The test is attributed with Collection of name IntegrationTestCollection, meaning it will use this collection unless otherwise instructed. The derived class will inherit this attribute, but it can also have its own with different collection called, which may use another CustomWebApplicationFactory.

The CollectionDefinition is an empty class, which only implements interface ICollectionFixture<WebApplicationFactory<TProgram>. This part bounds CustomWebApplicationFactory with IntegrationTest and passes the factory in the test constructor.

The test parallelization is disabled, otherwise multiple tests might try to access database at the same time and/or restart it while other test runs.
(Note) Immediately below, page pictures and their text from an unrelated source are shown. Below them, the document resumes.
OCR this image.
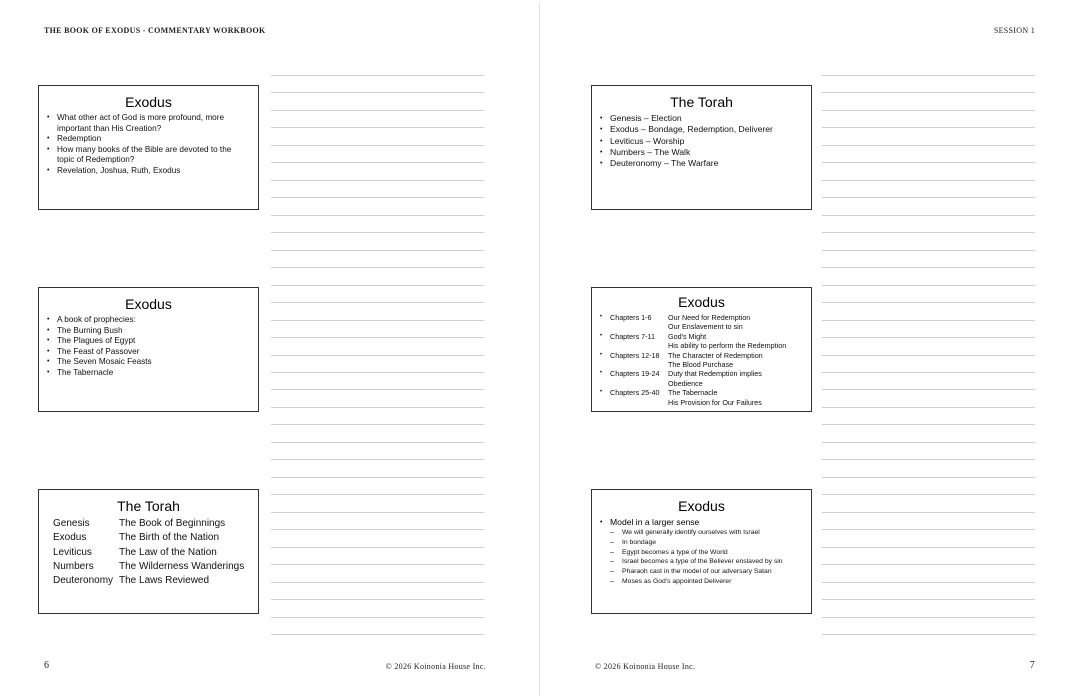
THE BOOK OF EXODUS - COMMENTARY WORKBOOK
Exodus
• What other act of God is more profound, more important than His Creation?
• Redemption
• How many books of the Bible are devoted to the topic of Redemption?
• Revelation, Joshua, Ruth, Exodus
Exodus
• A book of prophecies:
• The Burning Bush
• The Plagues of Egypt
• The Feast of Passover
• The Seven Mosaic Feasts
• The Tabernacle
The Torah
Genesis	The Book of Beginnings
Exodus	The Birth of the Nation
Leviticus	The Law of the Nation
Numbers	The Wilderness Wanderings
Deuteronomy	The Laws Reviewed
6	© 2026 Koinonia House Inc.
SESSION 1
The Torah
• Genesis – Election
• Exodus – Bondage, Redemption, Deliverer
• Leviticus – Worship
• Numbers – The Walk
• Deuteronomy – The Warfare
Exodus
• Chapters 1-6	Our Need for Redemption
Our Enslavement to sin
• Chapters 7-11	God's Might
His ability to perform the Redemption
• Chapters 12-18	The Character of Redemption
The Blood Purchase
• Chapters 19-24	Duty that Redemption implies
Obedience
• Chapters 25-40	The Tabernacle
His Provision for Our Failures
Exodus
• Model in a larger sense
– We will generally identify ourselves with Israel
– In bondage
– Egypt becomes a type of the World
– Israel becomes a type of the Believer enslaved by sin
– Pharaoh cast in the model of our adversary Satan
– Moses as God's appointed Deliverer
© 2026 Koinonia House Inc.	7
[CollectionDefinition(nameof(IntegrationTestCollection), DisableParallelization = true)]
public class IntegrationTestCollection : ICollectionFixture<CustomWebApplicationFactory<Program>>
{
}

Test the test!

Finally sample test utilizing previously made setup:

public class UpdateCity : IntegrationTest
{
    public UpdateCity(CustomWebApplicationFactory<Program> webApplicationFactory) : base(webApplicationFactory)
    {
    }

    [Fact]
    public async Task Ok()
    {
        //arrange
        var city = new City("Klagenfurt") { Location = new NetTopologySuite.Geometries.Point(46.62472, 14.30528) };
        await Db.Cities.AddAsync(city);
        await Db.SaveChangesAsync();

        //act
        var payload = new Presentation.Model.City.UpdateCity
        {
            Name = "Klagenfurt am Wörthersee"
        };

        var response = await HttpClient.PatchAsJsonAsync($"/api/cities/{city.Id}", payload);

        //assert
        response.EnsureSuccessStatusCode();

        var updated = await Db.Cities.FirstOrDefaultAsync(c => c.Id == city.Id);
        updated?.Name.Should().Be(payload.Name);
    }

}

Nothing fancy in the test itself. There are 3 steps:

  • arrange - setup everything prior testing the system: write necessary data into database, define mocks, prepare inputs
  • act - execute SUT (system under test); in this case call API endpoint
  • assert - verify outcome: response, database state

After test method is finished IDisposeAsync from derived IntegrationTest is called and database is restarted to clean state.

Continuous integration

The tests can be used locally, mainly during refactoring or bug fixing, but it’s even more important to implement proper CI workflow. For the example I used Github Action with only 2 steps.

jobs:
  test:
    runs-on: ubuntu-latest
    steps:
    - uses: actions/checkout@v3
    - name: Setup .NET Core SDK
      uses: actions/setup-dotnet@v3
      with:
        dotnet-version: '7.0.x'
    - name: Test
      run: |
        cd tests/CitiesApp.IntegrationTests
        dotnet test

The Testcontainer worked without any additional setup. The case may be a bit different when using self-hosted runner, but it all narrows up to set correct permission for docker socket access.

You can find the complete project and further details in the repository. It contains a sample CQRS application and series of tests for entity addition, listing, and removal. Without clearing the database each time most of them would fail due to data inconsistency.